Back to New York: the wedding day, and what a great wedding. The boring bits cut down, and stuffed full of dancing, with free candy and glow sticks to boot. The food was excellent, which was becoming a theme (and rightly so, given my prior declaration that I would 'stuff my face' on this trip - hold back on that wife for a second: if I lived in the US, I'd probably be morbidly obese). Shelley was beautiful, and she looked so happy. I got a milkshake at 3am, and then got the subway home. Yes, it runs all night.
The rest of the days were spent doing touristy things, shopping for some presents for family, and digging around comic book stores. I also did the Guggenheim and the MoMA, which I am glad I did, but wouldn't do again. Modern art really is a scam. I soaked up the sun and started craving smoothies and fruit after all the pancakes and burgers. I wandered around Macy's and Central Park, Grand Central and the USS Intrepid. The latter was amazing, a retired US aircraft carrier, if you like that sort of thing. I walked through Hell's Kitchen and across to Times Square, and tell you, there really is nothing like stopping into a pub for the coldest, most refreshing pint you've ever tasted, after an hour's walk in the hot New York sun.

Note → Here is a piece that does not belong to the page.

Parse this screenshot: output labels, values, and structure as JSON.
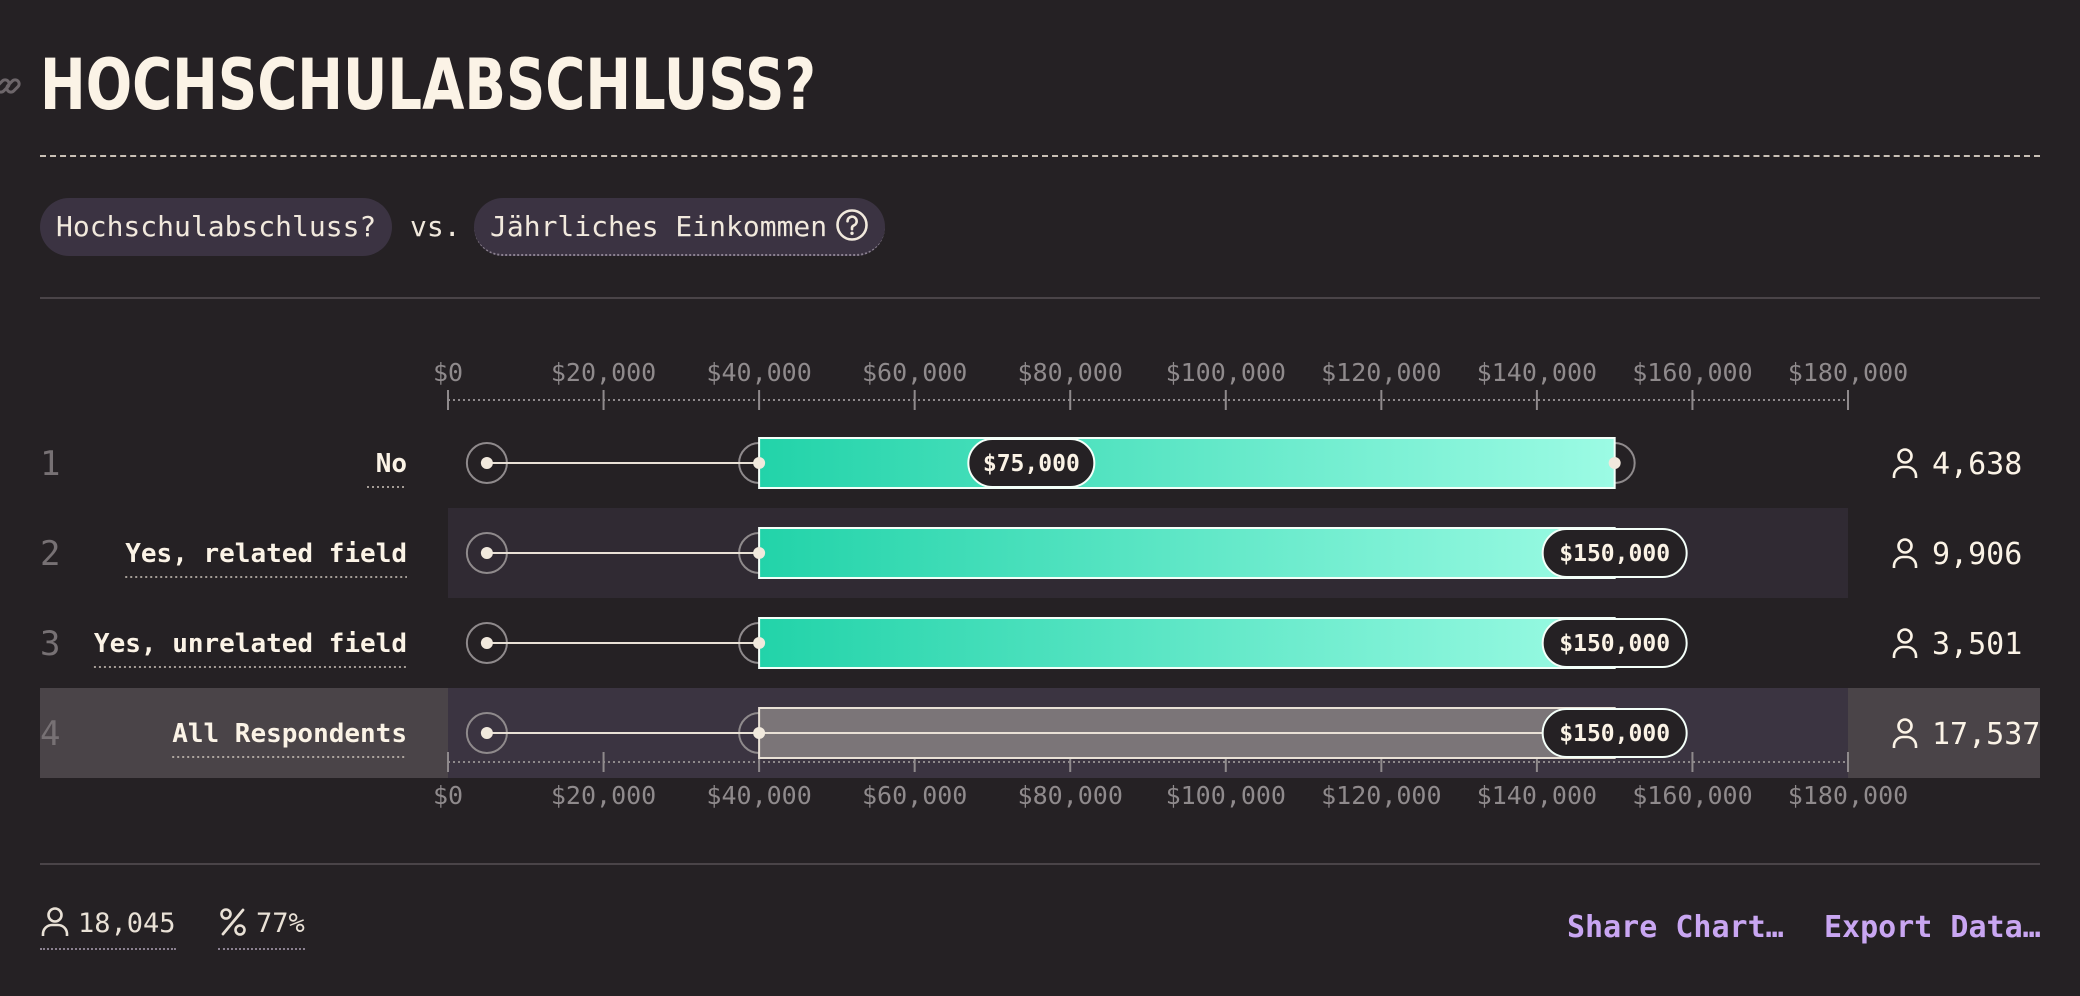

NYC definitely the highlight, but Canada was interesting. I think to really appreciate it I'd have to do the great outdoors there. Maybe it'd give NZ a run for its money. And NYC really does give London a run for hers. What a city. As I said, I am now on the lookout for a greencard. If you know a Yank who fits the bill, who is super cute and into quirky Australasians, tell her to look me up. I promise I'll lay off the pancakes for her.